The wrong lesson in Israel
In Israel, leaders speak of deterrence and of a line that will be marked and policed with fire. The lesson they are teaching, to their own public and to the world, is that international law is an option for weaker countries. A state with American backing can ignore it. That will not make Israel safer. It will normalize responses that treat civilian neighborhoods as acceptable arenas for retribution. It will harden the very militancy Israel says it wants to defeat. Most of all, it will ensure that any truce becomes a countdown, not a path to safety.
Call things by their names
When a military drops ordnance near a shelter full of displaced families, the intent is to scare civilians into submission and movement. That is the definition of terror. When a state uses force that is foreseeably indiscriminate in a dense, civilian environment, that is a war crime. These are not slogans. They are descriptions written into law by societies that survived the last century’s atrocities and tried to prevent a repeat. Sunday in Gaza was not a mystery. It was a choice. Israel chose to respond to a clash with force that predictably harmed civilians. The United States chose to accept it and to restart aid only after the damage was done. The world should stop pretending that this is complicated.
The only path that is real
If there is to be a ceasefire that deserves the name, it must begin with rules that bind Israel as tightly as they bind anyone in Gaza who carries a weapon. It must include a mechanism to investigate strikes on civilian sites immediately and publicly, with consequences that are not waived by American preference. It must treat humanitarian access as non negotiable and permanent, not as a chip to be toggled. And it must confront the political truth that any future for Gaza requires ending the system that has made siege and displacement the architecture of daily life.
What Sunday changed
By nightfall, officials could say the ceasefire remained in place. That was technically true. Trucks would move again. A line would be enforced. Delegations would land. But the people who live under the planes know what changed. The truce is now revealed for what it is in practice, an agreement enforced by the party with the bombs and interpreted by a superpower that refuses to say no. Civilians were told to trust a process that did not protect them when it was tested. They will remember that the next time the sky goes quiet. They will remember who called this peace, and what it felt like.
The cost of American indulgence
Two years of war have already written a ledger that cannot be balanced.
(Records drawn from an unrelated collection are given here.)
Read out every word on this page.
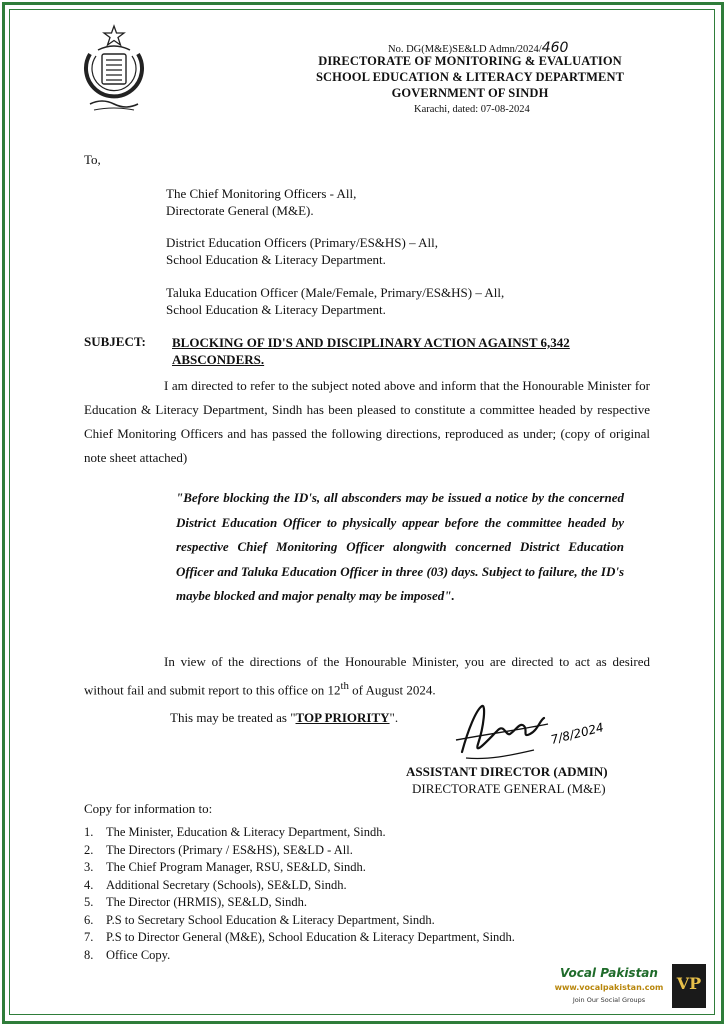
No. DG(M&E)SE&LD Admn/2024/460
DIRECTORATE OF MONITORING & EVALUATION
SCHOOL EDUCATION & LITERACY DEPARTMENT
GOVERNMENT OF SINDH
Karachi, dated: 07-08-2024
To,
The Chief Monitoring Officers - All,
Directorate General (M&E).
District Education Officers (Primary/ES&HS) – All,
School Education & Literacy Department.
Taluka Education Officer (Male/Female, Primary/ES&HS) – All,
School Education & Literacy Department.
SUBJECT: BLOCKING OF ID'S AND DISCIPLINARY ACTION AGAINST 6,342
ABSCONDERS.
I am directed to refer to the subject noted above and inform that the Honourable Minister for Education & Literacy Department, Sindh has been pleased to constitute a committee headed by respective Chief Monitoring Officers and has passed the following directions, reproduced as under; (copy of original note sheet attached)
"Before blocking the ID's, all absconders may be issued a notice by the concerned District Education Officer to physically appear before the committee headed by respective Chief Monitoring Officer alongwith concerned District Education Officer and Taluka Education Officer in three (03) days. Subject to failure, the ID's maybe blocked and major penalty may be imposed".
In view of the directions of the Honourable Minister, you are directed to act as desired without fail and submit report to this office on 12th of August 2024.
This may be treated as "TOP PRIORITY".
7/8/2024
ASSISTANT DIRECTOR (ADMIN)
DIRECTORATE GENERAL (M&E)
Copy for information to:
1.	The Minister, Education & Literacy Department, Sindh.
2.	The Directors (Primary / ES&HS), SE&LD - All.
3.	The Chief Program Manager, RSU, SE&LD, Sindh.
4.	Additional Secretary (Schools), SE&LD, Sindh.
5.	The Director (HRMIS), SE&LD, Sindh.
6.	P.S to Secretary School Education & Literacy Department, Sindh.
7.	P.S to Director General (M&E), School Education & Literacy Department, Sindh.
8.	Office Copy.
Vocal Pakistan
www.vocalpakistan.com
Join Our Social Groups
VP
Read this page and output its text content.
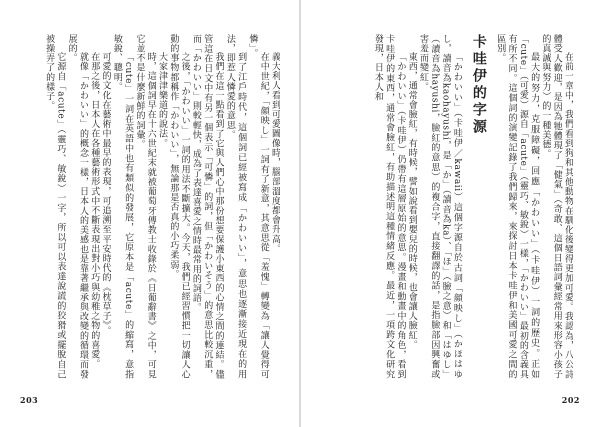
義大利人看到可愛圖像時，腦部溫度都會升高。

在中世紀，「顔映し」一詞有了新意，其意思從「羞愧」轉變為「讓人覺得可憐」。

到了江戶時代，這個詞已經被寫成「かわいい」，意思也逐漸接近現在的用法，即惹人憐愛的意思。

我們在這一點看到了它與人們心中那份想要保護小東西的心情之間的連結。儘管這在日文中有另一個表示「可憐」的詞，但「かわいそう」的意思比較沉重，而「かわいい」則較輕快，成為了表達喜愛之情時最常用的詞語。

之後，「かわいい」一詞的用法不斷擴大。今天，我們已經習慣把一切讓人心動的事物都稱作「かわいい」，無論那是否真的小巧柔弱。

大家津津樂道的說法。

時，這個詞早在十六世紀末就被葡萄牙傳教士收錄於《日葡辭書》之中，可見它並不是什麼新鮮的詞彙。

「cute」一詞在英語中也有類似的發展，它原本是「acute」的縮寫，意指敏銳、聰明。

可愛的文化在藝術中最早的表現，可追溯至平安時代的《枕草子》。

在那之後，日本人在各種藝術形式中不斷表現出對小巧與幼稚之物的喜愛。

就像「かわいい」的概念一樣，日本人的美感也是靠著繼承與改變的循環而發展的。

它源自「acute」（靈巧、敏銳）一字，所以可以表達說謊的狡猾或擺脫自己被操弄了的樣子。

203

在前一章中，我們看到狗和其他動物在馴化後變得更加可愛。我認為，八公詩體受人歡迎，是因為牠體現了「健氣」（奇敢、這個日語詞彙經常用來形容小孩子的真誠與努力）的一種美德。

最大的努力，克服障礙，回應「かわいい」（卡哇伊）一詞的歷史。正如「cute」（可愛）源自「acute」（靈巧、敏銳）一樣，「かわいい」最初的含義具有所不同。這個詞的演變記錄了我們歸來，來探討日本卡哇伊和美國可愛之間的區別。

卡哇伊的字源

「かわいい」（卡哇伊／kawaii）這個字源自於古詞「顔映し」（かほはゆし，讀音為kaohayushi，是「か」（讀音為ka）、「ほ」（臉之意）和「はゆし」（讀音為hayushi，臉紅的意思）的複合字，直接翻譯的話，是指臉部因興奮或害羞而變紅。

東西，通常會臉紅，有時候，譬如說看到嬰兒的時候，也會讓人臉紅。

「かわいい」（卡哇伊）仍帶有這層原始的意思。漫畫和動畫中的角色，看到卡哇伊的東西，通常會臉紅，有助描述明這種情緒反應。最近，一項跨文化研究發現，日本人和

202
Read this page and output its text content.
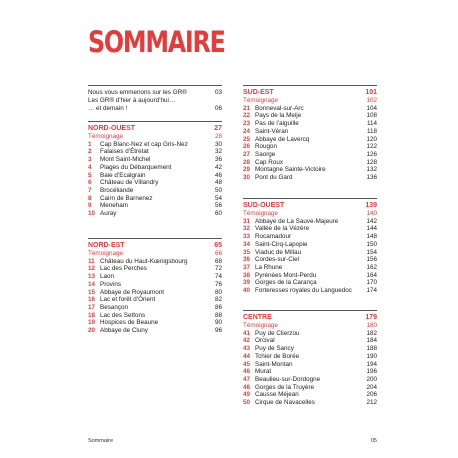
SOMMAIRE
Nous vous emmenons sur les GR®	03
Les GR® d’hier à aujourd’hui…
… et demain !	06
NORD-OUEST	27
Témoignage	28
1	Cap Blanc-Nez et cap Gris-Nez	30
2	Falaises d’Étretat	32
3	Mont Saint-Michel	36
4	Plages du Débarquement	42
5	Baie d’Ecalgrain	46
6	Château de Villandry	48
7	Brocéliande	50
8	Cairn de Barnenez	54
9	Meneham	56
10 Auray	60
NORD-EST	65
Témoignage	66
11 Château du Haut-Kœnigsbourg	68
12 Lac des Perches	72
13 Laon	74
14 Provins	76
15 Abbaye de Royaumont	80
16 Lac et forêt d’Orient	82
17 Besançon	86
18 Lac des Settons	88
19 Hospices de Beaune	90
20 Abbaye de Cluny	96
SUD-EST	101
Témoignage	102
21 Bonneval-sur-Arc	104
22 Pays de la Meije	108
23 Pas de l’aiguille	114
24 Saint-Véran	118
25 Abbaye de Lavercq	120
26 Rougon	122
27 Saorge	126
28 Cap Roux	128
29 Montagne Sainte-Victoire	132
30 Pont du Gard	136
SUD-OUEST	139
Témoignage	140
31 Abbaye de La Sauve-Majeure	142
32 Vallée de la Vézère	144
33 Rocamadour	148
34 Saint-Cirq-Lapopie	150
35 Viaduc de Millau	154
36 Cordes-sur-Ciel	156
37 La Rhune	162
38 Pyrénées Mont-Perdu	164
39 Gorges de la Carança	170
40 Forteresses royales du Languedoc 174
CENTRE	179
Témoignage	180
41 Puy de Clierzou	182
42 Orcival	184
43 Puy de Sancy	188
44 Tchier de Borée	190
45 Saint-Montan	194
46 Murat	196
47 Beaulieu-sur-Dordogne	200
48 Gorges de la Truyère	204
49 Causse Méjean	206
50 Cirque de Navacelles	212
Sommaire	05
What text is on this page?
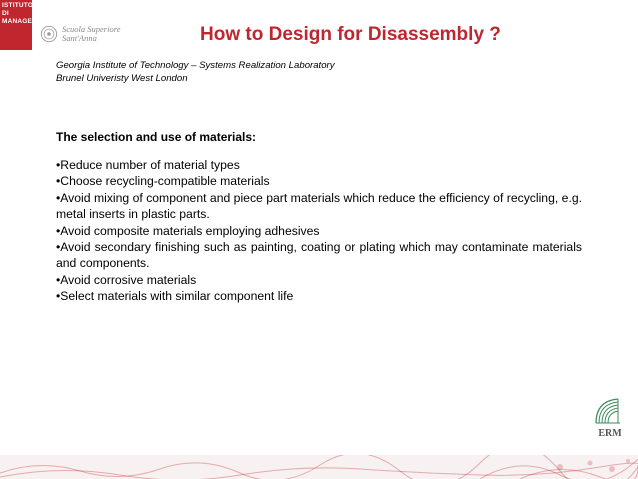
ISTITUTO
DI MANAGEMENT
Scuola Superiore
Sant'Anna	How to Design for Disassembly ?
Georgia Institute of Technology – Systems Realization Laboratory
Brunel Univeristy West London
The selection and use of materials:
•Reduce number of material types
•Choose recycling-compatible materials
•Avoid mixing of component and piece part materials which reduce the efficiency of recycling, e.g. metal inserts in plastic parts.
•Avoid composite materials employing adhesives
•Avoid secondary finishing such as painting, coating or plating which may contaminate materials and components.
•Avoid corrosive materials
•Select materials with similar component life
ERM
The killings on Sunday add another line. The White House can claim leverage. Israel can claim deterrence. Neither claim provides a blanket for a child on a hospital floor. Neither claim satisfies the requirements of law. Until the United States is willing to condition its support on true compliance, and until Israel is forced to respect the rights of the people it bombs and confines, there will be more days like this one. The words will change. The bodies will not.